You wait decades for a play about Johann Sebastian Bach and two come along. Oliver Cotton’s The Score, dealing with Bach’s confrontation with Frederick II at Potsdam in 1747, opens at the Theatre Royal Bath in October and stars Brian Cox. You could argue that Nina Raine’s Bach & Sons, which played at London’s Bridge theatre in 2021 and starred Simon Russell Beale, might actually have been called Succession since much of the action hinged on which of his offspring the testy patriarch would finally favour.
What is surprising is how many plays there are about great composers. You could say that is down to the success of Peter Shaffer’s Amadeus, but even before that dramatists were drawn to musical divinities: Sacha Guitry’s Mozart, with Yvonne Printemps as the hero, played in London in 1926. I would put the current popularity of musical biodramas down to a number of things. The fact that many composers have led lives streaked with violence; that there is often a disjunction between the musical genius and the man (and, sadly, in drama, it is rarely a woman); and there is a never-ending debate about the composer’s obligation to society as well as the creative impulse.
One reason why Amadeus became a popular hit is that it managed to pack in all those ideas. Shaffer picks up on Salieri’s deathbed confession that he had poisoned his detested rival, Mozart, and examines its credibility. To those who wanted to preserve the image of Mozart as a Dresden figurine – notoriously including Magaret Thatcher who made known her dislike of the play – Shaffer reminds us that the composer was both a conduit for divine music and a potty-mouthed libertine. Shaffer also underscores the point that, in 18th-century Vienna, power, prestige and economic survival depended on the approval of the Austrian Emperor, Joseph II.
Brilliant and beguiling as Shaffer’s work is, many of its ideas had been explored by Alexander Pushkin in his 1830 play Mozart and Salieri. When it was staged at the Almeida in 1989 with Tilda Swinton and Lore Brunner in the title roles it was a revelation. Salieri’s realisation that dedication is very different from genius, his detestation of Mozart as a “gormless skylarker” and his thrill of remorse when he hears the Requiem all proved that Pushkin’s “little tragedy” anticipated Shaffer’s mighty spectacle by a century-and-a-half.

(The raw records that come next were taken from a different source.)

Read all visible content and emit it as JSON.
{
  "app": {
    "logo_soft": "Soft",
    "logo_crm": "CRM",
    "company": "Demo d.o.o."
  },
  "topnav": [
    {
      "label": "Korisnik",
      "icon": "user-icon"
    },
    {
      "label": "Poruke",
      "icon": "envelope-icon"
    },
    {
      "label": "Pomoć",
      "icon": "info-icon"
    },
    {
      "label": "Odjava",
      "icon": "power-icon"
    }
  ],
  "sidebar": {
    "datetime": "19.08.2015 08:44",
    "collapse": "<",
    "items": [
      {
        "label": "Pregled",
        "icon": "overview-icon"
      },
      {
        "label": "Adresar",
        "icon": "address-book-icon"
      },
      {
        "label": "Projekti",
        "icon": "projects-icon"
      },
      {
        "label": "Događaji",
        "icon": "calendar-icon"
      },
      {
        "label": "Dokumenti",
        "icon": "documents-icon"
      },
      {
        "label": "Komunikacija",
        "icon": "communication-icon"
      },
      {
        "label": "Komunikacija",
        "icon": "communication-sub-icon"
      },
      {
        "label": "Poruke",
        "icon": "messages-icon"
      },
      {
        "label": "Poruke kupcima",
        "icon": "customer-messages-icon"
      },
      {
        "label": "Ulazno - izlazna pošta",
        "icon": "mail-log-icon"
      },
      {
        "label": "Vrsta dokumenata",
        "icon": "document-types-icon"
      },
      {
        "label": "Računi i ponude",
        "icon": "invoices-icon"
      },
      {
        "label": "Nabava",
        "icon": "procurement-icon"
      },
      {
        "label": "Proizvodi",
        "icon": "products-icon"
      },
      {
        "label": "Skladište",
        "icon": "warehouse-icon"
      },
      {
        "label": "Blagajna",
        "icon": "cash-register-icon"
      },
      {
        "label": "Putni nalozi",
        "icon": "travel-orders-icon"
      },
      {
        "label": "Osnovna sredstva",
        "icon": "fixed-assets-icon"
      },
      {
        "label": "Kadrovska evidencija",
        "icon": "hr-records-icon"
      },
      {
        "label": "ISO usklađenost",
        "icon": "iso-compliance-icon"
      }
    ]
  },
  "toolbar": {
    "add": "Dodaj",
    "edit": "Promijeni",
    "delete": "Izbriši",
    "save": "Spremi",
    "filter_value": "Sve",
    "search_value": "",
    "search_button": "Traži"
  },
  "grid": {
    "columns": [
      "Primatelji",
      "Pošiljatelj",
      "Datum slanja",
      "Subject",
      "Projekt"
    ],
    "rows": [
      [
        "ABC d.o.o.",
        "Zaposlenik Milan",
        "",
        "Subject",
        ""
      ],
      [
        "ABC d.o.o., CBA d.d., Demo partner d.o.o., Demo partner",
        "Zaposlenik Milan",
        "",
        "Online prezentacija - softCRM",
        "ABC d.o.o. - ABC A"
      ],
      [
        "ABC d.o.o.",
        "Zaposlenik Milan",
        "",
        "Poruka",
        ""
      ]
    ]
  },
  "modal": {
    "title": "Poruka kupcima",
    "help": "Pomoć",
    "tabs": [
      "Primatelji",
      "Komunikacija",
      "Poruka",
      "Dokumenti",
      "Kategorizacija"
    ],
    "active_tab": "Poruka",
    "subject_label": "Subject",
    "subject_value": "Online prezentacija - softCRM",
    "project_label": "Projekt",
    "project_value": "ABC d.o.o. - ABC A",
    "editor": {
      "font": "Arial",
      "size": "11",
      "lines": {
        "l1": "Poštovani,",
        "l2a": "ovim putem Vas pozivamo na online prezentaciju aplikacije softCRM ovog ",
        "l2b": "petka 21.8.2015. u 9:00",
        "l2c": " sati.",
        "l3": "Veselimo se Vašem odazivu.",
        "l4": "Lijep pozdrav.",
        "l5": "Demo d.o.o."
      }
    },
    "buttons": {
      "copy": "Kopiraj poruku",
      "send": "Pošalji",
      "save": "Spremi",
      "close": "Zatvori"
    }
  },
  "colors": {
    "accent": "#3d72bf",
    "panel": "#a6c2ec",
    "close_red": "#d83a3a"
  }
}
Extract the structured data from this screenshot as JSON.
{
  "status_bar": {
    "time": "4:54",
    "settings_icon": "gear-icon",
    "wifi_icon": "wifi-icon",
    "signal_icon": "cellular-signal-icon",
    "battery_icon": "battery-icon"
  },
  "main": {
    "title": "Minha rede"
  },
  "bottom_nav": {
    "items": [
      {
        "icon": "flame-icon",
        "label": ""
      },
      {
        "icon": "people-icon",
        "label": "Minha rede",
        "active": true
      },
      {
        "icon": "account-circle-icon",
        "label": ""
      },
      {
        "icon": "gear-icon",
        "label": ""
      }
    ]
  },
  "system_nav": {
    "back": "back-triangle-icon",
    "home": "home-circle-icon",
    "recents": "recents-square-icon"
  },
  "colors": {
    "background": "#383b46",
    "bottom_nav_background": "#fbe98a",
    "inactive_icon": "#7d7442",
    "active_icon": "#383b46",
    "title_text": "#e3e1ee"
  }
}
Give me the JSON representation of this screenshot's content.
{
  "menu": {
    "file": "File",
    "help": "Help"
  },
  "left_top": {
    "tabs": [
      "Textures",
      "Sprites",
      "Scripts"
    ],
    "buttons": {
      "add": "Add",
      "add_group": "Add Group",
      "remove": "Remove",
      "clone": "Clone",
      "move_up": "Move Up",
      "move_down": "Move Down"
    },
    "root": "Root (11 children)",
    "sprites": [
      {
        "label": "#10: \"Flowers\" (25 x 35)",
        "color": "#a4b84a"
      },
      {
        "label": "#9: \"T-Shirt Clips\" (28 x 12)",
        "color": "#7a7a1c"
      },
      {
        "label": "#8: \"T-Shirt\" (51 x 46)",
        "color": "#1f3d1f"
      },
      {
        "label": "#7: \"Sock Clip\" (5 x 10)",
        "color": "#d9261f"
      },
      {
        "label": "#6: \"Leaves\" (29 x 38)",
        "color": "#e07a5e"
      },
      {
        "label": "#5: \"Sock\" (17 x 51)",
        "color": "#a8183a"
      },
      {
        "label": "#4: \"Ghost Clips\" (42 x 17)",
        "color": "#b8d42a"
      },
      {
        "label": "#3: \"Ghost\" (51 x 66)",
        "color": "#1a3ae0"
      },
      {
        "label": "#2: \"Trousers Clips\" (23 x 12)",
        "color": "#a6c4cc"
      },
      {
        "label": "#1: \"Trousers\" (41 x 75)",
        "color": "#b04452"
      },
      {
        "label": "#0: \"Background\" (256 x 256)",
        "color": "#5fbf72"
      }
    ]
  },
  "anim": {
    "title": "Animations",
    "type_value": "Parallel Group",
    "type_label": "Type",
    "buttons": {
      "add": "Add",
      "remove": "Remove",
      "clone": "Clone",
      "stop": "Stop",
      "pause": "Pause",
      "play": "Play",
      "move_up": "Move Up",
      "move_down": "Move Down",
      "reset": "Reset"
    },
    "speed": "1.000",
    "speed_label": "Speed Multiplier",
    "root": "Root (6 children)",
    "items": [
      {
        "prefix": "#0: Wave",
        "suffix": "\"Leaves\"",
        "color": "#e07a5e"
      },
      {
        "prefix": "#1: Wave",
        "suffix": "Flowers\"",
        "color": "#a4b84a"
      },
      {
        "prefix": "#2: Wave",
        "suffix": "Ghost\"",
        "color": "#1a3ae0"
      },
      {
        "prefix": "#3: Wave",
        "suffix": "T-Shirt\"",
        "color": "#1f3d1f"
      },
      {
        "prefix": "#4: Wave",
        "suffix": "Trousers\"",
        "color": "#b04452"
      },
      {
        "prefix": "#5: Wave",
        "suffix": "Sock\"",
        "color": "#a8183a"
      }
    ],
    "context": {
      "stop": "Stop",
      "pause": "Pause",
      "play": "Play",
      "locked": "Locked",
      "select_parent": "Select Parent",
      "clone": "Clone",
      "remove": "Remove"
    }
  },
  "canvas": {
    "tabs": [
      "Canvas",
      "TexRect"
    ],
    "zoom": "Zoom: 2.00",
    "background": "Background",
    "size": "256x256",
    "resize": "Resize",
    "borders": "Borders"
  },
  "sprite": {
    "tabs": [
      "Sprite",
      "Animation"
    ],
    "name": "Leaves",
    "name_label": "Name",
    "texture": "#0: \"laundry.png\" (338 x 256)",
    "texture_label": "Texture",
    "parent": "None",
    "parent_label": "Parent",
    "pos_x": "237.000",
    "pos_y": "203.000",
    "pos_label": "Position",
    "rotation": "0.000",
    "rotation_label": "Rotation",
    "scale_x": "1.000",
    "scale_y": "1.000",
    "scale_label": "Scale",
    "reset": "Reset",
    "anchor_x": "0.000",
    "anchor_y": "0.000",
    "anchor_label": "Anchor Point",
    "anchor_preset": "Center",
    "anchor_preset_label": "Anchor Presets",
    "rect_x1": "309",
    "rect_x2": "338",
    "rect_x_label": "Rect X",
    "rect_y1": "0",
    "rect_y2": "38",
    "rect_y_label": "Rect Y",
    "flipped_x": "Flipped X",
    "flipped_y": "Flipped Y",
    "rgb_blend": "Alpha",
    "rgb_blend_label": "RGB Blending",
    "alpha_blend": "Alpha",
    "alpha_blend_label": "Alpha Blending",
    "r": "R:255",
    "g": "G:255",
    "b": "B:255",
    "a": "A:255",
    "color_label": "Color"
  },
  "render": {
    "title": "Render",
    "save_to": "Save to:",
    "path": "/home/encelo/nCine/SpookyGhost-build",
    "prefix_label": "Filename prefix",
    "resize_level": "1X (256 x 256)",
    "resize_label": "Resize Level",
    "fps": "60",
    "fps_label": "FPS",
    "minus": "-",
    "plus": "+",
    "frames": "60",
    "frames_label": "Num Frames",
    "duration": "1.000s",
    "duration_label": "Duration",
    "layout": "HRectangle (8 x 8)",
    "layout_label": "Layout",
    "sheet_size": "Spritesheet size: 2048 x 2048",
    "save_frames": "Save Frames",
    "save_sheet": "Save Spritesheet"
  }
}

Yet there is another British playwright, the unsung David Pownall who died in 2022, who had an even greater capacity than Shaffer to make drama out of composition. In the stunning Music to Murder By (1976) he provocatively argues that Carlo Gesualdo’s killing of his wife and her lover in 1590 liberated his creative talent. Less sensationally in Elgar’s Rondo (1993) he shows the supposed imperial jingoist dogged by private despair.
But Pownall was at his peak in Master Class (1983): one of the best plays about music ever written that shows Prokofiev and Shostakovich summoned by Stalin to the Kremlin in 1948. Not only does Pownall show the three men attempting to create a folk-cantata based on a Georgian story, but also gives real urgency to the question of whether the composer is the servant of his own compulsion or has a wider duty to communicate with ordinary people and express national longings. We naturally favour the former but Pownall asks whether, in a country suffering the trauma of 20 million wartime deaths, the artist has an equal duty to bring hope and joy.
This ultimately is what plays about musicians can do: raise big moral issues. Ronald Harwood successfully did it twice in interlinked plays. In Taking Sides (1995) he offered a surprisingly sympathetic view of Wilhelm Furtwangler, who remained as conductor of the Berlin Philharmonic during the Third Reich. In the even better Collaboration (2008), Harwood showed how Richard Strauss, while working on Die Schweigsame Frau with Stefan Zweig, was forced into an accommodation with the Nazis to protect his Jewish daughter-in-law and her children.
This is the very stuff of drama and a million miles away from the kind of ludicrous composer biopic that Hollywood used to churn out: a genre epitomised by Song Without End in which a wild-eyed Lyndon Brook advanced down a corridor exultantly crying: “I am Richard Wagner and this is the score of Lohengrin.”